NO-induced adaptive antiaromaticity in cyclobutadiene

Cyclobutadiene (CBD) displays aromaticity in the lowest-lying triplet excited state (T1) according to Baird's 4n electron rule. Hence, antiaromatic CBD in the T1 state has never been reported so far. Here we demonstrate via density functional theory (DFT) calculations that the CBD ring could possess dual antiaromaticity in the lowest singlet state (S0) and T1 states (termed as adaptive antiaromaticity), which is supported by various aromaticity indices including NICS, ACID, Delta BL, ELF and ISE. Furthermore, the spin density localization on the substituent is the key factor for NO-substituted CBD to maintain antiaromaticity in the T1 state.
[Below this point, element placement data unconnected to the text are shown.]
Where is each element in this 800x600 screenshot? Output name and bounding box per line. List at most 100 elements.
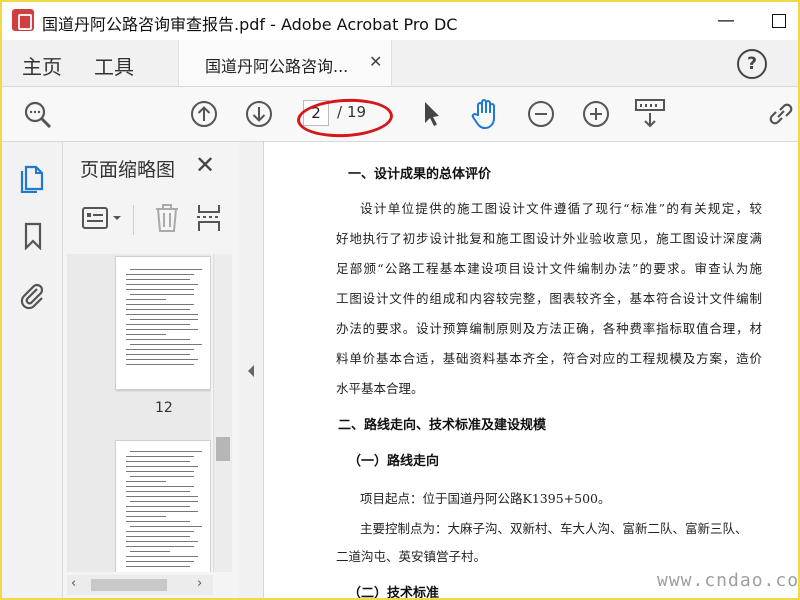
thumbnail-text-line	[126, 364, 194, 365]
thumbnail-text-line	[126, 511, 198, 512]
thumbnail-options-icon[interactable]	[81, 205, 127, 233]
document-tab[interactable]: 国道丹阿公路咨询... ✕	[178, 40, 392, 86]
toolbar-divider	[133, 205, 134, 235]
maximize-icon	[772, 14, 786, 28]
thumbnail-text-line	[126, 536, 190, 537]
thumbnail-text-line	[126, 466, 198, 467]
select-cursor-icon[interactable]	[422, 99, 442, 129]
scrollbar-thumb[interactable]	[216, 437, 230, 461]
subsection-heading: （一）路线走向	[348, 454, 440, 469]
page-display-icon[interactable]	[634, 97, 666, 131]
document-tab-label: 国道丹阿公路咨询...	[205, 57, 349, 76]
thumbnail-text-line	[126, 339, 190, 340]
thumbnail-text-line	[126, 309, 190, 310]
thumbnail-text-line	[126, 546, 194, 547]
site-watermark: www.cndao.com	[657, 570, 800, 591]
paragraph-line: 水平基本合理。	[336, 381, 424, 396]
hand-tool-icon[interactable]	[470, 97, 500, 131]
thumbnail-text-line	[126, 516, 166, 517]
thumbnail-text-line	[126, 496, 198, 497]
thumbnail-vertical-scrollbar[interactable]	[213, 254, 232, 572]
delete-page-icon[interactable]	[153, 202, 181, 234]
thumbnail-text-line	[130, 451, 202, 452]
thumbnail-list[interactable]: 12	[67, 254, 211, 572]
thumbnail-text-line	[126, 506, 190, 507]
thumbnail-text-line	[130, 294, 194, 295]
section-heading: 二、路线走向、技术标准及建设规模	[338, 418, 547, 433]
thumbnail-text-line	[126, 471, 194, 472]
thumbnail-text-line	[126, 521, 190, 522]
thumbnail-text-line	[126, 289, 194, 290]
thumbnail-text-line	[126, 299, 166, 300]
thumbnail-page-label: 12	[155, 400, 173, 416]
navigation-rail	[2, 142, 63, 598]
thumbnail-text-line	[126, 349, 194, 350]
thumbnail-text-line	[126, 566, 190, 567]
bookmark-icon[interactable]	[23, 222, 43, 250]
thumbnail-text-line	[126, 456, 194, 457]
acrobat-logo-icon	[12, 9, 34, 31]
title-bar: 国道丹阿公路咨询审查报告.pdf - Adobe Acrobat Pro DC …	[2, 2, 798, 40]
thumbnail-text-line	[126, 314, 198, 315]
thumbnail-text-line	[126, 541, 198, 542]
thumbnail-horizontal-scrollbar[interactable]: ‹ ›	[67, 575, 213, 595]
close-panel-icon[interactable]: ✕	[195, 151, 215, 179]
window-title: 国道丹阿公路咨询审查报告.pdf - Adobe Acrobat Pro DC	[42, 15, 458, 34]
collapse-arrow-icon	[248, 365, 254, 377]
minimize-button[interactable]: —	[713, 8, 739, 34]
share-link-icon[interactable]	[766, 99, 796, 129]
thumbnail-text-line	[130, 501, 198, 502]
thumbnail-text-line	[126, 324, 190, 325]
thumbnail-text-line	[126, 481, 166, 482]
page-thumbnail[interactable]	[115, 440, 211, 572]
attachment-icon[interactable]	[18, 280, 46, 310]
zoom-out-icon[interactable]	[526, 99, 556, 129]
scroll-left-icon[interactable]: ‹	[71, 576, 76, 591]
subsection-heading: （二）技术标准	[348, 586, 440, 598]
toolbar: 2 / 19	[2, 87, 798, 142]
thumbnail-text-line	[130, 344, 202, 345]
thumbnail-text-line	[126, 284, 198, 285]
next-page-icon[interactable]	[244, 99, 274, 129]
previous-page-icon[interactable]	[189, 99, 219, 129]
thumbnail-panel: 页面缩略图 ✕ 12 ‹ ›	[63, 142, 240, 598]
page-thumbnail[interactable]	[115, 256, 211, 390]
zoom-in-icon[interactable]	[581, 99, 611, 129]
paragraph-line: 足部颁“公路工程基本建设项目设计文件编制办法”的要求。审查认为施	[336, 261, 762, 276]
thumbnail-text-line	[126, 531, 194, 532]
thumbnail-text-line	[126, 304, 194, 305]
thumbnail-text-line	[130, 269, 202, 270]
close-tab-icon[interactable]: ✕	[369, 52, 382, 71]
tab-home[interactable]: 主页	[22, 51, 62, 80]
thumbnail-text-line	[126, 274, 194, 275]
thumbnail-text-line	[126, 279, 190, 280]
thumbnail-text-line	[126, 461, 190, 462]
maximize-button[interactable]	[766, 8, 792, 34]
paragraph-line: 设计单位提供的施工图设计文件遵循了现行“标准”的有关规定，较	[360, 201, 762, 216]
thumbnail-text-line	[130, 551, 170, 552]
start-point-text: 项目起点：位于国道丹阿公路K1395+500。	[360, 491, 611, 506]
thumbnail-text-line	[130, 526, 202, 527]
thumbnail-text-line	[126, 329, 198, 330]
acrobat-window: 国道丹阿公路咨询审查报告.pdf - Adobe Acrobat Pro DC …	[0, 0, 800, 600]
tab-tools[interactable]: 工具	[94, 51, 134, 80]
collapse-panel-button[interactable]	[239, 142, 264, 598]
thumbnail-text-line	[126, 486, 194, 487]
tab-row: 主页 工具 国道丹阿公路咨询... ✕ ?	[2, 40, 798, 87]
page-thumbnails-icon[interactable]	[20, 163, 46, 193]
paragraph-line: 办法的要求。设计预算编制原则及方法正确，各种费率指标取值合理，材	[336, 321, 762, 336]
extract-page-icon[interactable]	[195, 202, 223, 234]
thumbnail-text-line	[126, 354, 190, 355]
thumbnail-text-line	[126, 556, 198, 557]
thumbnail-text-line	[130, 476, 194, 477]
document-view[interactable]: 一、设计成果的总体评价 设计单位提供的施工图设计文件遵循了现行“标准”的有关规定…	[264, 142, 798, 598]
paragraph-line: 料单价基本合适，基础资料基本齐全，符合对应的工程规模及方案，造价	[336, 351, 762, 366]
scrollbar-thumb[interactable]	[91, 579, 167, 591]
help-icon[interactable]: ?	[737, 49, 767, 79]
thumbnail-text-line	[126, 334, 166, 335]
thumbnail-text-line	[126, 561, 194, 562]
scroll-right-icon[interactable]: ›	[197, 576, 202, 591]
panel-title: 页面缩略图	[80, 159, 176, 181]
search-zoom-icon[interactable]	[22, 99, 54, 131]
thumbnail-text-line	[126, 359, 198, 360]
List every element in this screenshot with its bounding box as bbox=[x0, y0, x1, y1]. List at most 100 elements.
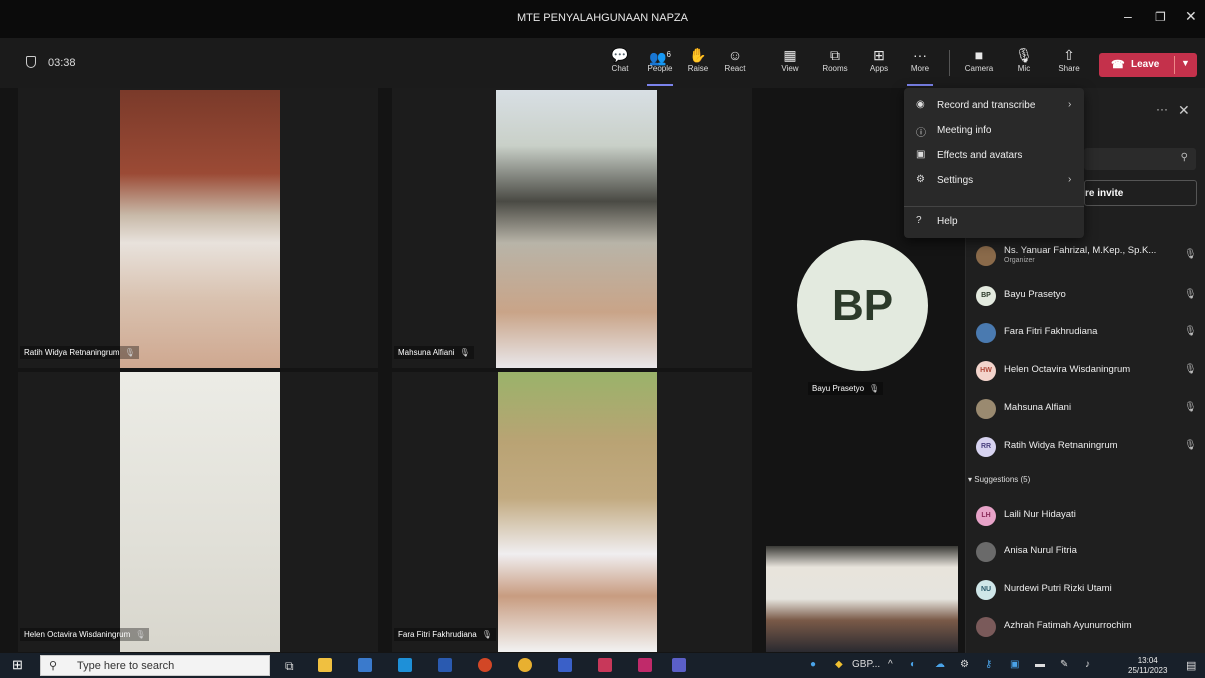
battery-icon[interactable]: ▬ bbox=[1035, 659, 1045, 670]
leave-button[interactable]: ☎ Leave ▼ bbox=[1099, 53, 1197, 77]
participant-tile[interactable]: Helen Octavira Wisdaningrum 🎙 bbox=[18, 372, 378, 652]
menu-item-help[interactable]: ? Help bbox=[904, 210, 1084, 234]
chat-button[interactable]: 💬 Chat bbox=[603, 46, 637, 73]
close-icon[interactable]: ✕ bbox=[1178, 102, 1190, 119]
react-button[interactable]: ☺ React bbox=[718, 46, 752, 73]
maximize-button[interactable]: ❐ bbox=[1155, 10, 1166, 24]
calendar-icon[interactable] bbox=[598, 658, 612, 672]
participant-tile[interactable]: Mahsuna Alfiani 🎙 bbox=[392, 88, 752, 368]
participant-name: Ns. Yanuar Fahrizal, M.Kep., Sp.K... bbox=[1004, 245, 1157, 256]
list-item[interactable]: Fara Fitri Fakhrudiana 🎙 bbox=[976, 321, 1198, 347]
taskbar-search-input[interactable]: ⚲ Type here to search bbox=[40, 655, 270, 676]
mic-icon: 🎙 bbox=[1015, 47, 1033, 63]
close-window-button[interactable]: ✕ bbox=[1185, 8, 1197, 25]
menu-item-meeting-info[interactable]: ⓘ Meeting info bbox=[904, 119, 1084, 143]
volume-icon[interactable]: ♪ bbox=[1085, 659, 1090, 670]
apps-button[interactable]: ⊞ Apps bbox=[862, 46, 896, 73]
menu-item-settings[interactable]: ⚙ Settings › bbox=[904, 169, 1084, 193]
list-item[interactable]: BP Bayu Prasetyo 🎙 bbox=[976, 284, 1198, 310]
display-icon[interactable]: ▣ bbox=[1010, 659, 1019, 670]
participant-name: Nurdewi Putri Rizki Utami bbox=[1004, 583, 1112, 594]
people-search-input[interactable]: ⚲ bbox=[1084, 148, 1196, 170]
share-invite-label: re invite bbox=[1085, 188, 1124, 199]
mic-muted-icon: 🎙 bbox=[1184, 289, 1197, 300]
cloud-icon[interactable]: ☁ bbox=[935, 659, 945, 670]
list-item[interactable]: HW Helen Octavira Wisdaningrum 🎙 bbox=[976, 359, 1198, 385]
help-icon[interactable]: ● bbox=[810, 659, 816, 670]
task-view-icon[interactable]: ⧉ bbox=[285, 659, 294, 674]
suggestions-label: Suggestions (5) bbox=[974, 475, 1031, 484]
taskbar-clock[interactable]: 13:04 25/11/2023 bbox=[1128, 656, 1167, 676]
mic-label: Mic bbox=[1017, 64, 1031, 73]
bluetooth-icon[interactable]: ⚷ bbox=[985, 659, 992, 670]
self-view-video[interactable] bbox=[766, 546, 958, 652]
info-icon: ⓘ bbox=[916, 128, 926, 139]
word-icon[interactable] bbox=[438, 658, 452, 672]
share-button[interactable]: ⇧ Share bbox=[1052, 46, 1086, 73]
list-item[interactable]: LH Laili Nur Hidayati bbox=[976, 504, 1198, 530]
minimize-button[interactable]: – bbox=[1124, 8, 1132, 24]
apps-label: Apps bbox=[869, 64, 889, 73]
file-explorer-icon[interactable] bbox=[318, 658, 332, 672]
suggestions-header[interactable]: ▾ Suggestions (5) bbox=[968, 475, 1030, 484]
mail-icon[interactable] bbox=[398, 658, 412, 672]
people-button[interactable]: 👥6 People bbox=[643, 46, 677, 86]
camera-icon: ■ bbox=[974, 47, 984, 63]
mic-muted-icon: 🎙 bbox=[1184, 402, 1197, 413]
menu-item-effects[interactable]: ▣ Effects and avatars bbox=[904, 144, 1084, 168]
menu-item-record[interactable]: ◉ Record and transcribe › bbox=[904, 94, 1084, 118]
powerpoint-icon[interactable] bbox=[478, 658, 492, 672]
chevron-up-icon[interactable]: ^ bbox=[888, 659, 893, 670]
rooms-button[interactable]: ⧉ Rooms bbox=[818, 46, 852, 73]
camera-button[interactable]: ■ Camera bbox=[962, 46, 996, 73]
apps-icon: ⊞ bbox=[873, 47, 885, 63]
list-item[interactable]: NU Nurdewi Putri Rizki Utami bbox=[976, 578, 1198, 604]
list-item[interactable]: Mahsuna Alfiani 🎙 bbox=[976, 397, 1198, 423]
list-item[interactable]: Ns. Yanuar Fahrizal, M.Kep., Sp.K... Org… bbox=[976, 244, 1198, 270]
effects-icon: ▣ bbox=[916, 149, 926, 160]
network-icon[interactable]: ⚙ bbox=[960, 659, 969, 670]
teams-icon[interactable] bbox=[672, 658, 686, 672]
mic-muted-icon: 🎙 bbox=[869, 384, 880, 393]
chrome-icon[interactable] bbox=[518, 658, 532, 672]
more-button[interactable]: ··· More bbox=[903, 46, 937, 86]
pen-icon[interactable]: ✎ bbox=[1060, 659, 1068, 670]
app-icon[interactable] bbox=[638, 658, 652, 672]
gear-icon: ⚙ bbox=[916, 174, 925, 185]
avatar: RR bbox=[976, 437, 996, 457]
mic-muted-icon: 🎙 bbox=[124, 348, 135, 357]
meeting-timer: 03:38 bbox=[26, 56, 76, 69]
raise-hand-button[interactable]: ✋ Raise bbox=[681, 46, 715, 73]
taskbar: ⊞ ⚲ Type here to search ⧉ ● ◆ GBP... ^ ◐… bbox=[0, 653, 1205, 678]
help-icon: ? bbox=[916, 215, 922, 226]
avatar: NU bbox=[976, 580, 996, 600]
avatar bbox=[976, 542, 996, 562]
participant-tile[interactable]: Fara Fitri Fakhrudiana 🎙 bbox=[392, 372, 752, 652]
leave-label: Leave bbox=[1131, 59, 1160, 70]
camera-label: Camera bbox=[964, 64, 994, 73]
participant-tile[interactable]: Ratih Widya Retnaningrum 🎙 bbox=[18, 88, 378, 368]
list-item[interactable]: RR Ratih Widya Retnaningrum 🎙 bbox=[976, 435, 1198, 461]
store-icon[interactable] bbox=[358, 658, 372, 672]
list-item[interactable]: Anisa Nurul Fitria bbox=[976, 540, 1198, 566]
avatar: LH bbox=[976, 506, 996, 526]
notifications-icon[interactable]: ▤ bbox=[1186, 659, 1196, 672]
participant-name: Laili Nur Hidayati bbox=[1004, 509, 1076, 520]
timer-text: 03:38 bbox=[48, 57, 76, 69]
list-item[interactable]: Azhrah Fatimah Ayunurrochim bbox=[976, 615, 1198, 641]
windows-start-icon[interactable]: ⊞ bbox=[12, 657, 23, 673]
more-options-icon[interactable]: ··· bbox=[1156, 102, 1168, 116]
app-icon[interactable] bbox=[558, 658, 572, 672]
participant-name-chip: Mahsuna Alfiani 🎙 bbox=[394, 346, 474, 359]
share-invite-button[interactable]: re invite bbox=[1084, 180, 1197, 206]
chevron-down-icon[interactable]: ▼ bbox=[1181, 58, 1190, 68]
menu-item-label: Record and transcribe bbox=[937, 100, 1036, 111]
view-button[interactable]: ▦ View bbox=[773, 46, 807, 73]
participant-name: Ratih Widya Retnaningrum bbox=[1004, 440, 1118, 451]
react-label: React bbox=[724, 64, 746, 73]
mic-button[interactable]: 🎙 Mic bbox=[1007, 46, 1041, 73]
participant-name: Fara Fitri Fakhrudiana bbox=[398, 630, 477, 639]
tray-app-icon[interactable]: ◐ bbox=[910, 659, 916, 670]
tray-label[interactable]: GBP... bbox=[852, 659, 880, 670]
more-icon: ··· bbox=[913, 47, 927, 63]
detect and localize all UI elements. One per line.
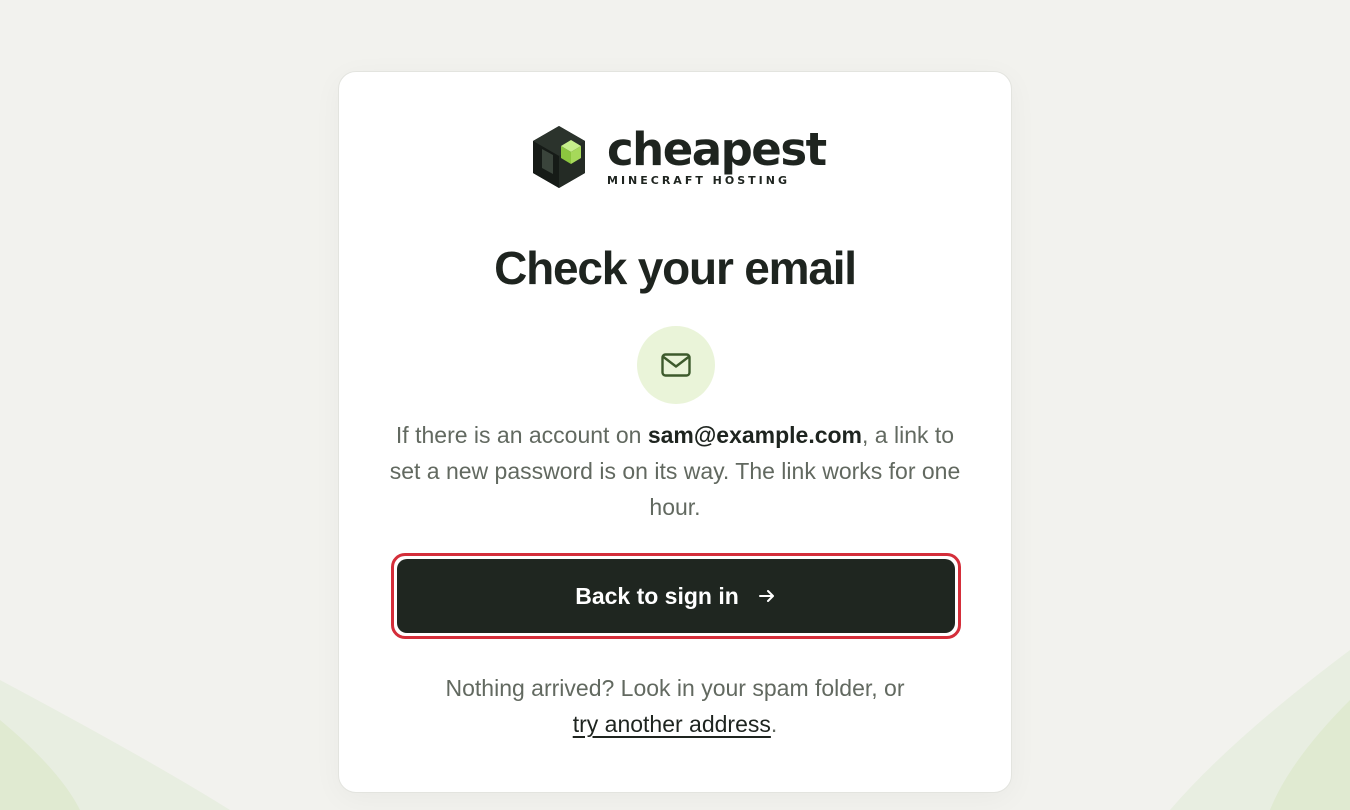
logo-cube-icon xyxy=(533,126,585,188)
footer-trailing: . xyxy=(770,711,778,737)
page-title: Check your email xyxy=(494,242,857,294)
try-another-address-link[interactable]: try another address xyxy=(573,711,771,737)
mail-icon-badge xyxy=(637,326,715,404)
mail-icon xyxy=(661,353,691,377)
confirmation-message: If there is an account on sam@example.co… xyxy=(387,417,963,525)
arrow-right-icon xyxy=(757,587,777,605)
back-to-sign-in-button[interactable]: Back to sign in xyxy=(397,559,955,633)
brand-name: cheapest xyxy=(607,122,827,176)
footer-text: Nothing arrived? Look in your spam folde… xyxy=(445,675,905,701)
brand-tagline: MINECRAFT HOSTING xyxy=(607,173,790,187)
footer-note: Nothing arrived? Look in your spam folde… xyxy=(379,670,971,742)
brand-logo[interactable]: cheapest MINECRAFT HOSTING xyxy=(531,122,827,190)
auth-card: cheapest MINECRAFT HOSTING Check your em… xyxy=(338,71,1012,793)
message-prefix: If there is an account on xyxy=(395,422,648,448)
back-to-sign-in-label: Back to sign in xyxy=(575,582,739,609)
account-email: sam@example.com xyxy=(647,422,863,448)
back-to-sign-in-focus-ring: Back to sign in xyxy=(391,553,961,639)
The principal interacting spin orbital (PISO) analysis suggests that the nitrogen atom in the NO substituent tends to form a double bond with the carbon atom in the CBD ring, blocking the delocalization into the CBD ring and resulting in the antiaromaticity in the T1 state. Our findings represent a step forward in aromatic chemistry. Adaptive antiaromaticity in NO-substituted cyclobutadiene was first demonstrated via density functional theory calculations due to the significant contribution of the substituent to the spin density in the lowest triplet state.

Automated summary

This study demonstrates through density functional theory calculations that the cyclobutadiene (CBD) ring could exhibit dual antiaromaticity in the lowest singlet and triplet states. It also identifies the localization of spin density on the substituent as the key factor in maintaining antiaromaticity in the triplet state.